If you are a US citizen, download the proposed Federal rule here (pdf file), read it, and then log in here to provide written comments electronically. Read on for my opinion on a rule option that would make this labeling requirement a means for reducing product packaging.The virtual label precedent.
I believe it is time to transition away from requiring label information to reside exclusively on physical labels. As a precedent-setting regulation, addition of a virtual label opt in could provide flexibility and cost savings for manufacturers, as well as help retailers avoid the big cardboard box or bubble pack. (Without a virtual label option, FTC would in effect be mandating increased material consumption and hence environmental impacts.)
Keep it simple and cheap.
You can't expect consumers to lug computers around while shopping; nor would it be appropriate to mandate point of purchase placards - just consumes more "stuff."
I realize that iPhone owners get all pumped about apps that let their phone camera scan a bar code and bring down product data.

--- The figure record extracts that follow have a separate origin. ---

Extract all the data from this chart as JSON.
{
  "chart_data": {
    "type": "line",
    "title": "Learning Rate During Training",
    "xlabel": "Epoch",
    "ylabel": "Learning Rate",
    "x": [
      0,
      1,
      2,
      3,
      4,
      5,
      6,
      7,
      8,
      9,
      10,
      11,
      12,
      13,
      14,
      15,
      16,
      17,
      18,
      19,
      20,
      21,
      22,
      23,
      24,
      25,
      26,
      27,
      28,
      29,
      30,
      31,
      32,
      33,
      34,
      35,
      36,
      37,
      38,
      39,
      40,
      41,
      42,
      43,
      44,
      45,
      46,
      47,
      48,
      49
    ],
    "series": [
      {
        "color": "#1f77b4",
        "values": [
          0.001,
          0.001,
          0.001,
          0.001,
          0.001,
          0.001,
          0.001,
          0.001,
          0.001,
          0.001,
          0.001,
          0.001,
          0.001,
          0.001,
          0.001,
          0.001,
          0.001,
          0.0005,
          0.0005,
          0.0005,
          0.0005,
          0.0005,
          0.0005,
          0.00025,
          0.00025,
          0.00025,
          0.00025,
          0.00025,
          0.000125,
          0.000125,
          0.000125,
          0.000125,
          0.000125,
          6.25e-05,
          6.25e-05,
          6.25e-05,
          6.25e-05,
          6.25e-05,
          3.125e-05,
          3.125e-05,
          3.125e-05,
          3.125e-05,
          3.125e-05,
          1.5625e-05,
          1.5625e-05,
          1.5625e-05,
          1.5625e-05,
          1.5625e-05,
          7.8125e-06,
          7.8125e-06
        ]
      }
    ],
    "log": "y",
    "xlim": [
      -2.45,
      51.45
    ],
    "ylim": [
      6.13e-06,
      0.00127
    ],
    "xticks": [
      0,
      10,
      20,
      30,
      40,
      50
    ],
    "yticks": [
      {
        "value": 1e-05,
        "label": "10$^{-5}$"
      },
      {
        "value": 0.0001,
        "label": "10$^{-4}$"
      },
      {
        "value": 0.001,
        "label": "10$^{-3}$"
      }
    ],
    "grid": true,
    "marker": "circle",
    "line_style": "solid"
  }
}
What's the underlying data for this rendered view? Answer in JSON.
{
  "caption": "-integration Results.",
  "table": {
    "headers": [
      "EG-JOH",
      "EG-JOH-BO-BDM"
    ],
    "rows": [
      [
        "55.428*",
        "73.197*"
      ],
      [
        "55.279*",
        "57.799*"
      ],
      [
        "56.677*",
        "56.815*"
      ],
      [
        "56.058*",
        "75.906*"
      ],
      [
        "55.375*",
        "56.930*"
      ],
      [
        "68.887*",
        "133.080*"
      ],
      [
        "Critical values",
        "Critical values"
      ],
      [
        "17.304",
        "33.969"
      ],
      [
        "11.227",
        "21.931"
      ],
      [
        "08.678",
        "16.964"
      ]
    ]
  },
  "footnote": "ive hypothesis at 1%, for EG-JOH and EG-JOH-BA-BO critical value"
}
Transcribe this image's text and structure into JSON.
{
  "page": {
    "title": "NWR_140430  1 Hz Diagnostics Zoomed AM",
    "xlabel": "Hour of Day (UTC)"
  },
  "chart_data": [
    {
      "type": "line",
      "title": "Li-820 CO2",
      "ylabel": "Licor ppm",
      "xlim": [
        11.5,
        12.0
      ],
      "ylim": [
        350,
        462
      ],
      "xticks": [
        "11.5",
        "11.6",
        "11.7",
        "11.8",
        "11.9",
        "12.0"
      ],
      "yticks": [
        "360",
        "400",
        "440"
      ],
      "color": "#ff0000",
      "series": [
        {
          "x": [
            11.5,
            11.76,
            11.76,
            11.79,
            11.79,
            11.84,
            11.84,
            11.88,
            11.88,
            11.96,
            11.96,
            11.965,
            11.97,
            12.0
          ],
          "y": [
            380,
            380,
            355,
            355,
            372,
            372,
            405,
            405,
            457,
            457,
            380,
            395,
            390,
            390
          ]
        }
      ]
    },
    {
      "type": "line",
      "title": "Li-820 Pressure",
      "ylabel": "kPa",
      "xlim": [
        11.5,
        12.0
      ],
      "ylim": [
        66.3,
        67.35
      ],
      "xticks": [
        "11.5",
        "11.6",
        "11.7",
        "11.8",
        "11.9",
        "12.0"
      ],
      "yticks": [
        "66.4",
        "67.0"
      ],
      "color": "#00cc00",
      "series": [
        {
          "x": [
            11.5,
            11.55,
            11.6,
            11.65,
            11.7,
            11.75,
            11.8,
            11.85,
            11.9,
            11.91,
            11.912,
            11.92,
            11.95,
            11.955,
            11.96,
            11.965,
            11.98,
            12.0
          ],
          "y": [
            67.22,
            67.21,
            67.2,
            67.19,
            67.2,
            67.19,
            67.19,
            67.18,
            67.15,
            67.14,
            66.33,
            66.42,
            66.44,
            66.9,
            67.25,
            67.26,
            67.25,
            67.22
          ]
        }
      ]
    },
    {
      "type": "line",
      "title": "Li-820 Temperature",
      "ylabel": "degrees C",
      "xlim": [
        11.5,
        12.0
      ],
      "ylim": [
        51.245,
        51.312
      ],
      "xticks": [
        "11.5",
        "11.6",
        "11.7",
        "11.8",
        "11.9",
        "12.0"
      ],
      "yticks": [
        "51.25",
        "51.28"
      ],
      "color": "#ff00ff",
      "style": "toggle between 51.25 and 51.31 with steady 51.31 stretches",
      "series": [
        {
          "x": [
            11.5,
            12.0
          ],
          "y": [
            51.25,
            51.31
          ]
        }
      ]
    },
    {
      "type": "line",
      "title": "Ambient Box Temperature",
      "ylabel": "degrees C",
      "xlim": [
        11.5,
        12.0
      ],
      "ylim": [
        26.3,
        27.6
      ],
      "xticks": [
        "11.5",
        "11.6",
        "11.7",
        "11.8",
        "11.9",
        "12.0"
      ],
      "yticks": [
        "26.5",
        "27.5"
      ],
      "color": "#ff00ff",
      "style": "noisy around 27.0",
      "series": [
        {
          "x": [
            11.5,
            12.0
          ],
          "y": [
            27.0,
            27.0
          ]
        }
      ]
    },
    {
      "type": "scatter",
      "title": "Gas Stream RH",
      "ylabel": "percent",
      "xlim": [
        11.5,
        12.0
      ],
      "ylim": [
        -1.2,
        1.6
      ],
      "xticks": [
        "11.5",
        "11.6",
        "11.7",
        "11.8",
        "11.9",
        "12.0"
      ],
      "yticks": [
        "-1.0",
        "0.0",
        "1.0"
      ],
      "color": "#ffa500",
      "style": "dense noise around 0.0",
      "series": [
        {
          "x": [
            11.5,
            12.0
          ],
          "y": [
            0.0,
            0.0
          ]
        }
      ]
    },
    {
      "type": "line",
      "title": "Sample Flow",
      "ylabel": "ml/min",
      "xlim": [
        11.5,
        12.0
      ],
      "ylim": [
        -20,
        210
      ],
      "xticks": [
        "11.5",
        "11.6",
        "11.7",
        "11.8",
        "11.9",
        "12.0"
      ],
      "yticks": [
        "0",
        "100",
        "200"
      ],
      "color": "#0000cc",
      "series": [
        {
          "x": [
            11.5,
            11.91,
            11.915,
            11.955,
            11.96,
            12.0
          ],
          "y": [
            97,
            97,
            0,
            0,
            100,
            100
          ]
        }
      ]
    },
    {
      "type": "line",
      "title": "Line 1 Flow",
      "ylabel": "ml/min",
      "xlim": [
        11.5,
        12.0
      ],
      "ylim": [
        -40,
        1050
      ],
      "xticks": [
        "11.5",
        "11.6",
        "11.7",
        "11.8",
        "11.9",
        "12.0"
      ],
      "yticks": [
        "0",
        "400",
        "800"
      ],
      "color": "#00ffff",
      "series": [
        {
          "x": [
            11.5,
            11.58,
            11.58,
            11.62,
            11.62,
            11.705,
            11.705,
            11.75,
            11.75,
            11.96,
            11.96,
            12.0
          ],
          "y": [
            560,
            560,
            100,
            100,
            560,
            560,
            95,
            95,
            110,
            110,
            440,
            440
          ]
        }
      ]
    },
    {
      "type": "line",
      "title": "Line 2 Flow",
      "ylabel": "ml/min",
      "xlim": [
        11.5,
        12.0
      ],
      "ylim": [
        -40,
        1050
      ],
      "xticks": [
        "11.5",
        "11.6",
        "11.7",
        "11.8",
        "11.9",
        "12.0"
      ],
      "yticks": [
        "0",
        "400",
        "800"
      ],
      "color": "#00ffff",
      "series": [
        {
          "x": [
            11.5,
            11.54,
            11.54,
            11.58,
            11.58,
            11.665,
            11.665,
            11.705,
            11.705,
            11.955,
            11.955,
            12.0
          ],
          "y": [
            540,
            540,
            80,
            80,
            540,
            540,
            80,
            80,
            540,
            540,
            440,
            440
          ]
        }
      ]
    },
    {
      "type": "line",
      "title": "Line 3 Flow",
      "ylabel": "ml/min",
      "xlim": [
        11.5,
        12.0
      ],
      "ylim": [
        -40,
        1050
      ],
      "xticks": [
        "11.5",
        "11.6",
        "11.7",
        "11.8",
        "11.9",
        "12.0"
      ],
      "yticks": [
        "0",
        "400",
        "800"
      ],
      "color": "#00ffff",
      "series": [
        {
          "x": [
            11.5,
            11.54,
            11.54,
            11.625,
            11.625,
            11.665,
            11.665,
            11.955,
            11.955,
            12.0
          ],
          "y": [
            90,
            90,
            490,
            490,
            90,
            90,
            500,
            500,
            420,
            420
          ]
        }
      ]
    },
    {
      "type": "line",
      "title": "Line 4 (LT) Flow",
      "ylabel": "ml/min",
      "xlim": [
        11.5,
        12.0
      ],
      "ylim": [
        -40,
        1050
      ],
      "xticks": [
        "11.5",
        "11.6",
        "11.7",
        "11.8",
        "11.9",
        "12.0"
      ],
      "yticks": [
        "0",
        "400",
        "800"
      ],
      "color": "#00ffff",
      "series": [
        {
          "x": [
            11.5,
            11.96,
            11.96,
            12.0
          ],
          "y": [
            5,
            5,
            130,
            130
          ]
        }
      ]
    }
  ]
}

Unfortunately it's not an acceptable for those who can not afford the steep cost for web access on their phone.
On the other hand, access to cell phone texting services is almost universal, even on pay-ahead, no-contract phones. Let shoppers call or text a toll free number, pick a language, enter a product code, and get the data texted back in a few seconds. This would have the added advantage of allowing owners of a bulb found in a drawer or removed from a light fixture, years after the original purchase, to have access to the full range of information.